Is there a way to get the monophone probability using HTK?

80 views Asked by At

Ideally what I am looking for is a way to get a vector of probability that a particular segment of an audio file is a certain phone. Something like:

input:

  • wavfile
  • start position (e.g. @1.4 sec)
  • duration (e.g. 500 ms)

output:

  • SIL 2.324*10^-3
  • AA 1.514*10^-4
  • AE 1.482*10^-2
  • ...
  • ZH 5.03*10^-5
1

There are 1 answers

1
Dmytro Prylipko On BEST ANSWER

You can obtain the scores running HVite in forced alignment mode.

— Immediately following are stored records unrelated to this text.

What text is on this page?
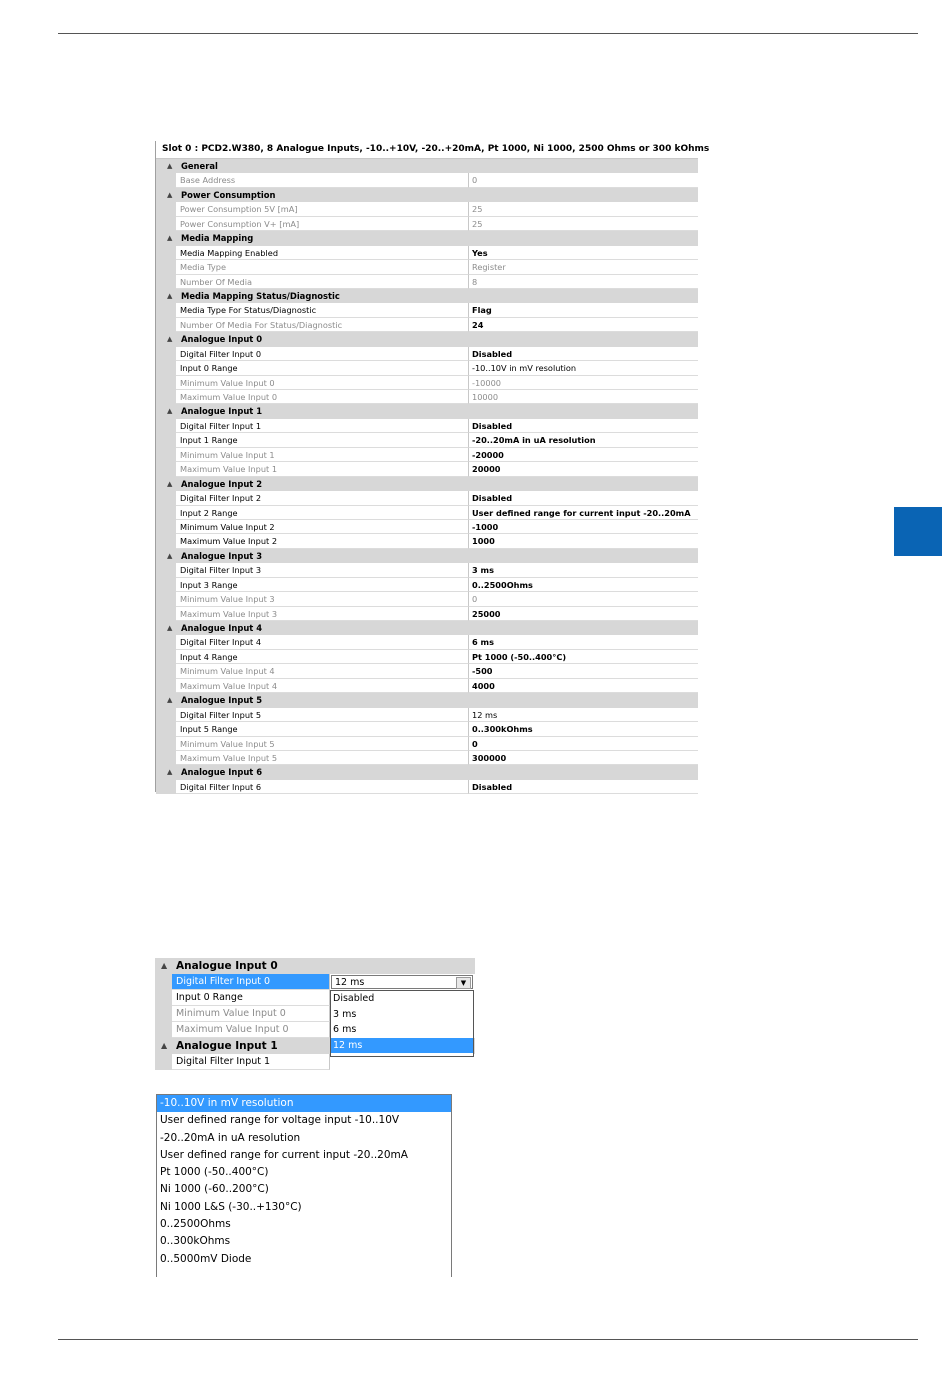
Slot 0 : PCD2.W380, 8 Analogue Inputs, -10..+10V, -20..+20mA, Pt 1000, Ni 1000, 2500 Ohms or 300 kOhms
▲ General
Base Address	0
▲ Power Consumption
Power Consumption 5V [mA]	25
Power Consumption V+ [mA]	25
▲ Media Mapping
Media Mapping Enabled	Yes
Media Type	Register
Number Of Media	8
▲ Media Mapping Status/Diagnostic
Media Type For Status/Diagnostic	Flag
Number Of Media For Status/Diagnostic	24
▲ Analogue Input 0
Digital Filter Input 0	Disabled
Input 0 Range	-10..10V in mV resolution
Minimum Value Input 0	-10000
Maximum Value Input 0	10000
▲ Analogue Input 1
Digital Filter Input 1	Disabled
Input 1 Range	-20..20mA in uA resolution
Minimum Value Input 1	-20000
Maximum Value Input 1	20000
▲ Analogue Input 2
Digital Filter Input 2	Disabled
Input 2 Range	User defined range for current input -20..20mA
Minimum Value Input 2	-1000
Maximum Value Input 2	1000
▲ Analogue Input 3
Digital Filter Input 3	3 ms
Input 3 Range	0..2500Ohms
Minimum Value Input 3	0
Maximum Value Input 3	25000
▲ Analogue Input 4
Digital Filter Input 4	6 ms
Input 4 Range	Pt 1000 (-50..400°C)
Minimum Value Input 4	-500
Maximum Value Input 4	4000
▲ Analogue Input 5
Digital Filter Input 5	12 ms
Input 5 Range	0..300kOhms
Minimum Value Input 5	0
Maximum Value Input 5	300000
▲ Analogue Input 6
Digital Filter Input 6	Disabled
▲ Analogue Input 0
Digital Filter Input 0
Input 0 Range
Minimum Value Input 0
Maximum Value Input 0
▲ Analogue Input 1
Digital Filter Input 1
12 ms	▼
Disabled
3 ms
6 ms
12 ms
-10..10V in mV resolution
User defined range for voltage input -10..10V
-20..20mA in uA resolution
User defined range for current input -20..20mA
Pt 1000 (-50..400°C)
Ni 1000 (-60..200°C)
Ni 1000 L&S (-30..+130°C)
0..2500Ohms
0..300kOhms
0..5000mV Diode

I am afraid you have to run this for every phoneme you have:

HVite -A -D -T 1 -l '*' -o NTW -C HTK.cfg -a \
    -H macros \
    -H hmmdefs \
    -i acoustic_score_AA.mlf \
    -y lab \
    -I AA.mlf \
    -S index.scp \
    words phones

The output file acoustic_score_AA.mlf will contain the result. I

The contents of words vocabulary file should be like:

AA AA
AE AE
....
ZH ZH

and the phones has to contain the list of the phonemes (HMM models), as far as I remember.

The trick here is the content of the input .mlf file. For instance, AA.mlf should be like:

#!MLF!#
"*/S0001.lab"
AA
.

This will force HVite to apply the AA model for the whole utterance. Chunking of the audio file has to be performed in advance.